The bodies of 41 Kuwaitis believed killed during the first Gulf War were found in southern Iraq, among 295 mass graves uncovered around the country in the two years since US-led forces invaded and ousted Saddam Hussein, Iraq's Human Rights Minister said Saturday.
In a phone interview with reporters, Bakhtiar Amin said he informed the Kuwaiti government three days ago about the discovery of the bodies in a mass grave in the city of Amarah, 290km southeast of Baghdad.
The discovery was another step in documenting what happened to 605 Kuwaitis who have been missing since the 1991 Gulf War. The bodies of only 190 other Kuwaitis have been identified.
More and more mass graves are being uncovered across the country, but the fragile security situation is hampering investigators' work, he said.
The graves will be used in war crimes cases being built against Saddam and his top ministers. The Iraqi Special Tribunal is still in the process of gathering evidence.
Some of those already up for trial are Barzan Ibrahim al-Hassan al-Tikriti, one of Saddam's half brothers, former Vice President Taha Yassin Ramadan, and Ali Hassan al-Majid, better known as "Chemical Ali."
"The list of crimes that these people committed is long, and the trials will start as soon as possible," Amin said, adding it was difficult to give a time as to when the trials would begin.
Amin said that since January, two mass graves were discovered in Kirkuk, two were found in Sulaymaniyah, and one in Halabja -- all Kurdish victims who were systematically killed during Saddam's rule.
Investigators also traveled to Nasiriyah, 320km southeast of Baghdad, this week to inspect a site that locals had begun digging up after a farmer plowing in his field discovered about 20 bodies. It was unclear where the bodies came from.
"We're calling on our citizens. No one should open the mass graves. They should inform the authorities and the human rights people.
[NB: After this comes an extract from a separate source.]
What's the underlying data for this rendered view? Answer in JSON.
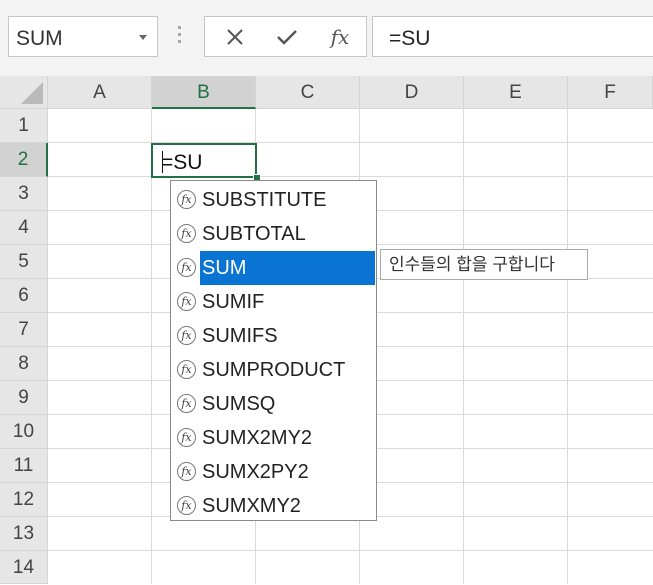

It needs to be done properly, scientifically, respectfully," Amin said.
He said some graves contained the remains of dozens of people, while other had thousands.
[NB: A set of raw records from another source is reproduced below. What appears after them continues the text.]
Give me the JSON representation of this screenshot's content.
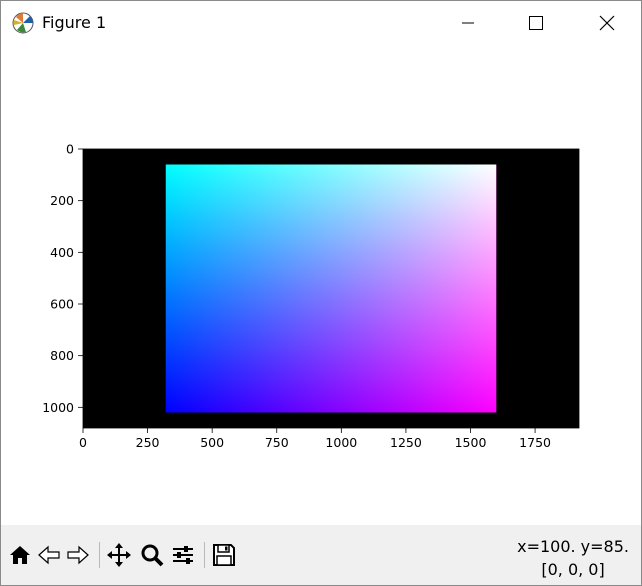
{
  "window": {
    "title": "Figure 1"
  },
  "chart_data": {
    "type": "heatmap",
    "description": "imshow RGB image: black background with a gradient rectangle",
    "xlim": [
      0,
      1920
    ],
    "ylim": [
      1080,
      0
    ],
    "x_ticks": [
      "0",
      "250",
      "500",
      "750",
      "1000",
      "1250",
      "1500",
      "1750"
    ],
    "x_tick_values": [
      0,
      250,
      500,
      750,
      1000,
      1250,
      1500,
      1750
    ],
    "y_ticks": [
      "0",
      "200",
      "400",
      "600",
      "800",
      "1000"
    ],
    "y_tick_values": [
      0,
      200,
      400,
      600,
      800,
      1000
    ],
    "gradient_rect": {
      "x0": 320,
      "x1": 1600,
      "y0": 60,
      "y1": 1020
    },
    "corner_colors": {
      "top_left": "#00ffff",
      "top_right": "#ffffff",
      "bottom_left": "#0000ff",
      "bottom_right": "#ff00ff"
    },
    "background": "#000000"
  },
  "toolbar": {
    "icons": [
      "home-icon",
      "back-arrow-icon",
      "forward-arrow-icon",
      "pan-icon",
      "zoom-icon",
      "configure-subplots-icon",
      "save-icon"
    ],
    "coord_text": "x=100. y=85.",
    "pixel_value": "[0, 0, 0]"
  }
}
"Iraq is a land of mass graves due to the genocide policy of Saddam Hussein," he said. "We have hundreds of thousands of people missing."
It was difficult to estimate how many people were buried in the different sites, since some graves had several layers that have yet to be uncovered, Amin said, recalling one particular location in Hatra in northern Iraq.
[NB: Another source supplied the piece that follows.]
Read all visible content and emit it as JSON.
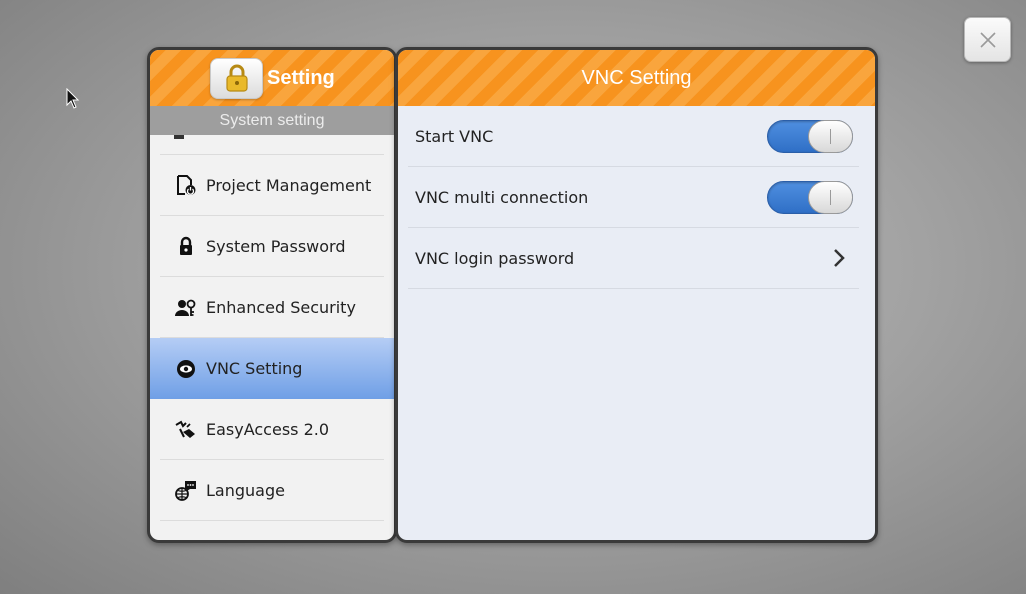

"In Hatra, we went looking for one and we found 11. It's difficult to say. It could be more, it could be less. The number of missing is calculated to be about 1 million in Iraq," he said.
Some 2,000 bodies were found recently in the area of Samawah in northern Iraq. The entire site is believed to hold members of Massoud Barzani's clan. Some 8,000 relatives of Barzani, who heads the Kurdish Democratic Party, were taken from a camp in the northern city of Irbil in the summer of 1983 and never heard from again.
Amin said hundreds of thousands of Kurds in the north and Shiites in the south were killed and remained missing after rising up against Saddam's regime during the first Gulf War.